Green’s Dictionary of Slang

booai n.

also booay, boohai
[? Maori puhoi, dull, slow or Puhoi, a failed mid-19C utopian settlement]

(N.Z.) the backwoods, remote rural areas.

[NZ]H.P. Simpson If You’d Care to Know 101: Another New Zealand expression is ‘Up the Bouai’ (pronounced boo-eye). There was a place near Auckland city which many years ago was somewhat isolated, and it was called the Bouai. [...] To go ‘up the Bouai’ has become fairly general in use. Today, if a person comes to town from any lonely place in the forests or mountains, and a friend asks him where he has been, most likely the answer will be, ‘Oh, I’ve been up the Bouai.’ It is a general word for an isolated region [DNZE].
[NZ] (ref. to c.1922) R. Mason postcard in DNZE (1998) 77/3: boohai heard and used in Pukekohe, Auckland, c 1922 .
K. Sinclair Hist. of N.Z. 97: The Bohemians who founded Puhoi (the name of which, corrupted, is apparently the origin of the slang term ‘the Boo-ay’, a synonym for ‘the out-backs’).
[NZ]R.L. Bacon In the Sticks 184: sticks — ‘out in the sticks’, ‘out in the backblocks’, ‘out in the bush’, ‘out in the booay’, ‘out in the cactus’, all have the same basic meaning of ‘fifty miles from nowhere’ [DNZE].
[NZ]U.T.C. Song Book (3rd edn) Song No. 36: It’s a long drive up from the buwai By Woodcocks and Kairpara [sic] flats [DNZE].
[UK]Listener (NZ) 19 Apr. 56: Well, out of the boo-ai comes three trampers. One was a nuggety bloke in a sou’-wester [DNZE].
[NZ]N.Z. Herald (Auckland)1 Mar. 1: The oldest son, John, left Puhoi [c 1900] when he was 16 to settle in Auckland [...] ‘The expression “up the Buhoi” was said to have originated with him because when he was asked where he came from, that was what he replied in his strong accent – the same pronunciation of the name of our village can still be heard in Puhoi today,’ said Mrs Williams [DNZE].
[NZ]G. Lay Fools on Hill 220: Living in a shack in the middle of the boo-ai with a load of strangers, doing the washing by hand under a tilly lamp? [...] it wouldn't be what I'd call freedom.

In phrases

up the boohai (adv.)

(N.Z.) totally confused, absolutely wrong.

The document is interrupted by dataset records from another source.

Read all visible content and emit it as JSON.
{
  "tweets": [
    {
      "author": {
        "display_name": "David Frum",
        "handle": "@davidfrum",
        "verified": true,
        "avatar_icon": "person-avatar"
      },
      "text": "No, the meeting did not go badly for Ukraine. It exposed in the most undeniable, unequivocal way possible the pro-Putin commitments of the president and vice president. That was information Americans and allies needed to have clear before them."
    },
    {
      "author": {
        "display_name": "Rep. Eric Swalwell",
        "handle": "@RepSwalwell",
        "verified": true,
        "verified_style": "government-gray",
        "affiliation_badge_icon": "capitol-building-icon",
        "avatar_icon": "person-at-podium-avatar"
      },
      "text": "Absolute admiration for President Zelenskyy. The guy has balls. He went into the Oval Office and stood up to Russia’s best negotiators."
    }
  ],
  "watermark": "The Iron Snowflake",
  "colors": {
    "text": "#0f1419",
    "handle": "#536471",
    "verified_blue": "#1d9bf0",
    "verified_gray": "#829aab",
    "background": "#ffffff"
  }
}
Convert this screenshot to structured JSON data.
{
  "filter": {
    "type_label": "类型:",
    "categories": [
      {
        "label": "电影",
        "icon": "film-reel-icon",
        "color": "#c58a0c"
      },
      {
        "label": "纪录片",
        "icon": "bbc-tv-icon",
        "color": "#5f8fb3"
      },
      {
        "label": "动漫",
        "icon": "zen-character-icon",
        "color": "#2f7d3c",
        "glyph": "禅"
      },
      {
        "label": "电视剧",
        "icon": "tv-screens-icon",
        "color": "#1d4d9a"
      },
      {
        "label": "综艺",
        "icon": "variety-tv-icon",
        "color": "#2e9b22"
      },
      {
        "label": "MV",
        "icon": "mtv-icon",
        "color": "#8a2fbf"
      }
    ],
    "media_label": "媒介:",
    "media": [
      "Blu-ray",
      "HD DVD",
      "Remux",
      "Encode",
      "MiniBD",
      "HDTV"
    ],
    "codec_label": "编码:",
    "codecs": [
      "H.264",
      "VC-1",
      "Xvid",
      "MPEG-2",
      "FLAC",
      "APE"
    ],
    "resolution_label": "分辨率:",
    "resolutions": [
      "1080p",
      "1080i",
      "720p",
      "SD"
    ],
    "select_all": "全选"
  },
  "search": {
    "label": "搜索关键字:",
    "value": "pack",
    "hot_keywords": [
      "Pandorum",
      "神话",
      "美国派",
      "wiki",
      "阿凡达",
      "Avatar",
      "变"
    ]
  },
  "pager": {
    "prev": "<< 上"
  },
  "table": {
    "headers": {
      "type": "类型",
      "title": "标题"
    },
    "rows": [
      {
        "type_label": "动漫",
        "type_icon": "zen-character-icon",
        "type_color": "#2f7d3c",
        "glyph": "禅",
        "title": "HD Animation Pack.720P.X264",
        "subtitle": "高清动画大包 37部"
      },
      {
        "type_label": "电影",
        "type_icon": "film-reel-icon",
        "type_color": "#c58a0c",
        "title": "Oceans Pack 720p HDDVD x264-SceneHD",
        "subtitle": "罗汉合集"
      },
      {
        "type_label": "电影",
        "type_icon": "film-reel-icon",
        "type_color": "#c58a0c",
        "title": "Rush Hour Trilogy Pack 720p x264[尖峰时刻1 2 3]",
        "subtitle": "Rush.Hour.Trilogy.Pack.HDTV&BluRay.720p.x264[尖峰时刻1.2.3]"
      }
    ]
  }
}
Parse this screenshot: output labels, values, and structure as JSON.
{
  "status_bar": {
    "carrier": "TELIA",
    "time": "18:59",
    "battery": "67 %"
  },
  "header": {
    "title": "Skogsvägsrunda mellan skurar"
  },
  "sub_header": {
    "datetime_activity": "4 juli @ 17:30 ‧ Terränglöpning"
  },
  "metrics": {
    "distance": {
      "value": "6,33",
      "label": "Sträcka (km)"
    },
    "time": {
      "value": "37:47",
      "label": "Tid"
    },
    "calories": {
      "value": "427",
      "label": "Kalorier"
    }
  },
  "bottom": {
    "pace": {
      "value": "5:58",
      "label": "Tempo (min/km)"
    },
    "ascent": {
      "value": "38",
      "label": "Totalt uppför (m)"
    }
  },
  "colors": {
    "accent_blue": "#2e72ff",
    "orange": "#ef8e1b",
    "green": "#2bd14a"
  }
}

[NZ]W.J. Morrell (Wanganui) quoted in letter 30 Apr. 1984 to Heinemann Dict. of N.Z. Quotations n.p.: ‘Up the booeye for the rhubarb season’. Saying of the 1930s. Source unknown [DNZE].
[NZ]B.J. Cameron Collection (TS July) n.p.: bouai up the bouai (adv.) Up the spout [DNZE].
[NZ]G. Slatter Gun in My Hand 91: Got the pricker with me. Slingin off at me he was. You’re up the boo-ay he told me.
[NZ]R.M. Muir Word for Word 171: ‘She’ll be right up the boo-ay if we’re not lucky,’ Arthur said.
[Aus]G.W. Turner Eng. Lang. in Aus. and N.Z. 108: New Zealand has some slang of its own [...] Up the boo-ay means either ‘altogether wrong’ or ‘out in the backblocks’.
[NZ]McGill Dict. of Kiwi Sl. 18/1: boohai/boo-ay/boo-eye remote area; probably corruption of Maori word Puhoi, the North Auckland Bohemian settlement so isolated early on its pioneers almost perished from hunger; phr. up the boohai to be lost or to have got something quite wrong, a nod perhaps at ‘puhoi’, Maori for dull, slow, phlegmatic; up the boohai – shooting pukakas (pukekos) an amusing extension of notion of being lost, possibly in the head, Sue Budd recalls. Grant Tilly recalls its completion: ‘up the boohai shooting pukakas with a popgun.’.
[NZ]McGill Reed Dict. of N.Z. Sl. [as cit. 1988].
way to boohai

(N.Z.) intensifying remoteness or distance; ‘way to blazes’.

[NZ]C. Hunt Speaking a Silence 88: When we got there, way to boo-eye up Lake Rotoiti way, we had to shovel the snow away before we put the tent up [DNZE].